If used properly and maximised on, the two methods work well along-side each other. Research shows that 89% of decision makers will use Google first to find new suppliers. Then they turn to word of mouth referrals and social networking sites such as Twitter, and ask for recommendations from the people they follow, and those who are following them.
But isn’t that time consuming? And even after all that research they may not find the right supplier / product.
On the other hand, Mr Decision Maker could be sat at his desk, working away when the phone rings. The caller introduces themselves, they give their elevator pitch and pique the interest of Mr DM by mentioning that this product is in limited supply, a much reduced, time sensitive promotion. Whilst the telemarketer continues to sing the praises of their product, the buyer has looked at their website and has seen that this is indeed a brilliant money and time saving offer, and although they already have a current supplier he will not hesitate to change – it’s that damn good!
So the deal is done, but then the buyer is further impressed by his new supplier. Why? Because they have just asked if their new customer is on Twitter? Facebook? Can we connect on Linkedin? This company is clearly at the forefront of their industry, and a new relationship manifests itself, strengthening the customer – supplier chain.
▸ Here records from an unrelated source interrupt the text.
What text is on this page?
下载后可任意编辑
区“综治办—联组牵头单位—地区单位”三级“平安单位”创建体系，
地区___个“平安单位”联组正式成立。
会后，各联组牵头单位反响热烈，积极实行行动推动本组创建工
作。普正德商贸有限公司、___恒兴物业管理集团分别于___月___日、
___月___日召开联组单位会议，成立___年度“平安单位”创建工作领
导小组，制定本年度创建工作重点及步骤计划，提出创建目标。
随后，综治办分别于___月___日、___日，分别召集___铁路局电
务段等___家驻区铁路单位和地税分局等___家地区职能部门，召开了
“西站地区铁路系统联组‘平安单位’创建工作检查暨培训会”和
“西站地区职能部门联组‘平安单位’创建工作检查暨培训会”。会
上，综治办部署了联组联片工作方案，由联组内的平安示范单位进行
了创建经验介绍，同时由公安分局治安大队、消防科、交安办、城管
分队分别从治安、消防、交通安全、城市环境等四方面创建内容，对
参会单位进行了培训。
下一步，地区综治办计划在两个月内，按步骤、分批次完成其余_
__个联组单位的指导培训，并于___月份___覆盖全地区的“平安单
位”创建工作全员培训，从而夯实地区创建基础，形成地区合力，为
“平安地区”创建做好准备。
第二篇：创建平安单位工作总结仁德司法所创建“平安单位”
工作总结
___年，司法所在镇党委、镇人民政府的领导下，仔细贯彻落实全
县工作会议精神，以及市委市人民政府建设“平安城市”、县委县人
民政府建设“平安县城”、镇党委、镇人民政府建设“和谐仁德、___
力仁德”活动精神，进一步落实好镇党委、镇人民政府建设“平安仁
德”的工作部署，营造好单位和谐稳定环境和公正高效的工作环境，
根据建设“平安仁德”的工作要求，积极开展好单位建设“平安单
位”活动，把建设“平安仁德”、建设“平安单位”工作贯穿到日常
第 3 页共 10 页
Not to be under rated is the value of Linkedin. As every credible telesales company will tell you, the outcome of a call is influenced by the amount of research that is done before even picking up the phone. This is where Linkedin plays its part. Search for the buyers name and all of sudden you have their current position and responsibilities as well as their previous roles and experience. Take a look at the people they’re connected to – any cross over with your connections?
We’d love to hear what you think, do you agree with the above? What’s been your experience?